February 02, 2010

Budapest

Arrived in Budapest to what the UK would call a blizzard. The snow was thicker than it was a few weeks back in England and it seemed to have no effect on daily life. Everywhere I went, even outer areas of the city, had cleared pavements and roads. Unlike Manchester city centre's incapable response to snow, no-one was slipping over; it was business as usual.

(View from my hotel)

Being here had the desired effect on writing Tesseract – what could be more conducive than being cut off from the world supplied at regular intervals with caffe lattes and overlooking ice flowing down the Danube?

On Monday evening I had the great pleasure of dinner at Márton Koppány's apartment. About 25 mins from the hotel, though the taxi ripped me off charging double what it cost for the trip back.

Márton's 'poetry dog' (every poet should have one!) Gertrude S. was a big black soft haired sweety who barked whenever she wanted something, which most often was to be played with or stroked. Luckily I had brought her a ball and missing our poetry dog was happy to stroke. Márton's wife Gyöngyi teaches English and asked me a couple of questions about grammar which I answered inconsistently, because, as I said, the English don’t really learn or understand grammar – part of our imperial laziness - so even things that are grammatically incorrect sound feasible to our ears. I called it our ‘flexibility’. Márton and I talked about vispo and whether the new taste for asemic writing amounted to anything, conceptual art, the Text Festival (which he will be in), his choice of English over Hungarian and the phenomenon of global networking. Gyöngyi made dinner; we drank two bottles of wine. The food was a chicken and cauliflower bake with rice followed by cake. I gave Márton a copy of Reykjavik and he gave me a couple of his books (Investigations and Endgames) which look very nice indeed.






Yesterday, I had lunch with Allan Siegel, a media artist, writer and teacher at Budapest Art University.
http://www.kekbicikli.hu/ We discussed the 5 Places project in his favourite bistro.
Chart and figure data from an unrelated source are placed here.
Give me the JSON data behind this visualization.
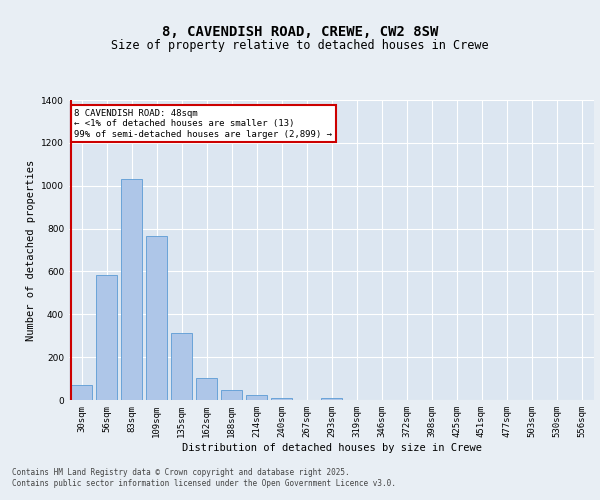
{
  "title": "8, CAVENDISH ROAD, CREWE, CW2 8SW",
  "subtitle": "Size of property relative to detached houses in Crewe",
  "xlabel": "Distribution of detached houses by size in Crewe",
  "ylabel": "Number of detached properties",
  "categories": [
    "30sqm",
    "56sqm",
    "83sqm",
    "109sqm",
    "135sqm",
    "162sqm",
    "188sqm",
    "214sqm",
    "240sqm",
    "267sqm",
    "293sqm",
    "319sqm",
    "346sqm",
    "372sqm",
    "398sqm",
    "425sqm",
    "451sqm",
    "477sqm",
    "503sqm",
    "530sqm",
    "556sqm"
  ],
  "values": [
    70,
    585,
    1030,
    765,
    315,
    105,
    45,
    22,
    10,
    0,
    8,
    0,
    0,
    0,
    0,
    0,
    0,
    0,
    0,
    0,
    0
  ],
  "bar_color": "#aec6e8",
  "bar_edge_color": "#5b9bd5",
  "background_color": "#e8eef4",
  "plot_bg_color": "#dce6f1",
  "grid_color": "#ffffff",
  "vline_color": "#cc0000",
  "annotation_text": "8 CAVENDISH ROAD: 48sqm\n← <1% of detached houses are smaller (13)\n99% of semi-detached houses are larger (2,899) →",
  "annotation_box_color": "#ffffff",
  "annotation_box_edge": "#cc0000",
  "ylim": [
    0,
    1400
  ],
  "yticks": [
    0,
    200,
    400,
    600,
    800,
    1000,
    1200,
    1400
  ],
  "footer": "Contains HM Land Registry data © Crown copyright and database right 2025.\nContains public sector information licensed under the Open Government Licence v3.0.",
  "title_fontsize": 10,
  "subtitle_fontsize": 8.5,
  "tick_fontsize": 6.5,
  "ylabel_fontsize": 7.5,
  "xlabel_fontsize": 7.5,
  "footer_fontsize": 5.5,
  "annotation_fontsize": 6.5
}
After that, I connected up again with Márton to see the Műcsarnok Kunsthalle retrospective of the Balázs Béla Studio.
http://www.ernstmuzeum.hu/new_site/index.php?lang=en

It didn't really work for me as I had no knowledge of 50's-60's Hungarian avant-garde film-making and it was curated as a cross between an art show and a museological survey, the latter part not really working with Műcsarnok's spaces.

From there I went on to the Trafo Contemporary Art Centre, http://www.trafo.hu/ to see Subversive Excerpts, a show looking at the experimental and conceptual practices between the nineteen-sixties and eighties in Europe and South America under the influence of military dictatorships and communist regimes. Taken with the subtext of the BBS show and the conversations with Márton, it is clear that the recent history of repression in Hungary is still a raw element in artists' consciousness, but not having had that experience, I had to feel a distance from that reality.